As many people know I tend to avoid the use of Story Telling in connection with my work. Firstly because its not very accurate; most of that work is gathering, permitting self-interpretation, sensing patterns in narrative material. OK a small amount is telling stories, and even that uses an emergent process allowing the story to emerge through multiple interactions. Secondly, I find a lot of what goes under the broad title of Story Telling (especially since the subject has become popular), trite, over evangelical, excessive in its claims and manipulative in all the wrong senses of that word.

Of course in English Story Telling has two meanings, one a literal description. The other is to deceive, to mislead people to some end. Now a lot of people have sent me this story about the recent Australian election. While all right minded people will celebrate the fall of Howard (OK, this should be no revelation to anyone who knows me and this blog represents my opinions not those of Cognitive Edge) I don’t think we can ascribe that success to Story Telling per se. If we do then we should also attribute his numerous re-elections to a similar process. The journalist has also failed to do basic research. The Australian Labour Party used techniques to rename things derived from US electoral practice rather than formal narrative techniques. This involves establishing key phrases in the electorate mindset, and association of those key words positively or negatively with values. There also took a lot from the Blair years about staying on message, appearing more conservative than the Conservatives etc. etc. While I can admit the necessity of such techniques after a long period in opposition I am still disturbed by them.

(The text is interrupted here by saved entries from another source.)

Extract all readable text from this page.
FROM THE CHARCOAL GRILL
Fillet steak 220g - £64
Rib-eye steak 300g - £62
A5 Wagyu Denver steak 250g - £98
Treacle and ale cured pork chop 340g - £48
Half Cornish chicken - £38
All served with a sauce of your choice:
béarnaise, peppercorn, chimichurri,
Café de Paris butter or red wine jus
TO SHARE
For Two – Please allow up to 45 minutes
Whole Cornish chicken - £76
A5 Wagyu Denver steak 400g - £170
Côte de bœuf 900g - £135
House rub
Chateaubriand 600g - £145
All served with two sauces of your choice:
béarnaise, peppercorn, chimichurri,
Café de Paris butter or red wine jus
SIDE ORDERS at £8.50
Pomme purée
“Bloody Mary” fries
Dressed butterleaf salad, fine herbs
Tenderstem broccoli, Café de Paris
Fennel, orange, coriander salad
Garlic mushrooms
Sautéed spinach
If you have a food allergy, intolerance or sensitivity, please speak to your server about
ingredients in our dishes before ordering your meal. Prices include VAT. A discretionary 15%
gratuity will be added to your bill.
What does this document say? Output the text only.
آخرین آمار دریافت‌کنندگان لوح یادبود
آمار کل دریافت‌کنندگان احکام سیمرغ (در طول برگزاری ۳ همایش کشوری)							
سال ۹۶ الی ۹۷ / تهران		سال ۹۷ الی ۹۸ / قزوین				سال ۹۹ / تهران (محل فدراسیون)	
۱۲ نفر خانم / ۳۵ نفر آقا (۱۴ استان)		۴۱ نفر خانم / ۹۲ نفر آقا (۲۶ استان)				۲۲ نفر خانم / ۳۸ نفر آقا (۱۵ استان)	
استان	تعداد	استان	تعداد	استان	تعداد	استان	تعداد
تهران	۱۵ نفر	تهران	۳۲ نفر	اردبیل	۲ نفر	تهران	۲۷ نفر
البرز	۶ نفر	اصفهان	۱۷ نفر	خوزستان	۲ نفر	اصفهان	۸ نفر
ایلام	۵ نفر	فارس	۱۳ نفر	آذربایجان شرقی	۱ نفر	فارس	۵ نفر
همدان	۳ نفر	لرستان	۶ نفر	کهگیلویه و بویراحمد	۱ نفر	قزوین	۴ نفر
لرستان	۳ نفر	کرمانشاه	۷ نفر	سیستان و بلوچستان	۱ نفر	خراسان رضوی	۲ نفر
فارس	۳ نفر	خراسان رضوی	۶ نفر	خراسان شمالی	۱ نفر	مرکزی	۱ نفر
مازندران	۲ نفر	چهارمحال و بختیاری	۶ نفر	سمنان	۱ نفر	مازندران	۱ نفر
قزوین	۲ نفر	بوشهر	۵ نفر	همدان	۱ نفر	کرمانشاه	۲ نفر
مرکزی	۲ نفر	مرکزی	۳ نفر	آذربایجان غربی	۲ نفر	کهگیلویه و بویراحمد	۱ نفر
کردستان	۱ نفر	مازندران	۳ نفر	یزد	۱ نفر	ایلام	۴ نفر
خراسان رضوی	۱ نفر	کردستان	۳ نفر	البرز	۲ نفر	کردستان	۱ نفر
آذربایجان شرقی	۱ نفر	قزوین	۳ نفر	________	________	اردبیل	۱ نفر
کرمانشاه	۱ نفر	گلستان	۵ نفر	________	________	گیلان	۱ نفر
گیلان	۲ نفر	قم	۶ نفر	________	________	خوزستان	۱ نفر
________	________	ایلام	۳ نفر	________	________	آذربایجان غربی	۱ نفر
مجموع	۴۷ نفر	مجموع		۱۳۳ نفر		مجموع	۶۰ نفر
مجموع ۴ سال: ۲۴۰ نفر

Now I am old fashioned enough to hark back to the days where politicians had to hold an audience for an hour in a town hall, or square and deal with hecklers. That meant they not only had to know their subject, but they also had to believe what they were saying. Direct human contact is a great detector of someone who just wants to tell a story. The sound bite culture is to my mind the antithesis of democratic process. The last thing I would want is to endorse or celebrate the abduction of narrative techniques into what can only be described as propaganda.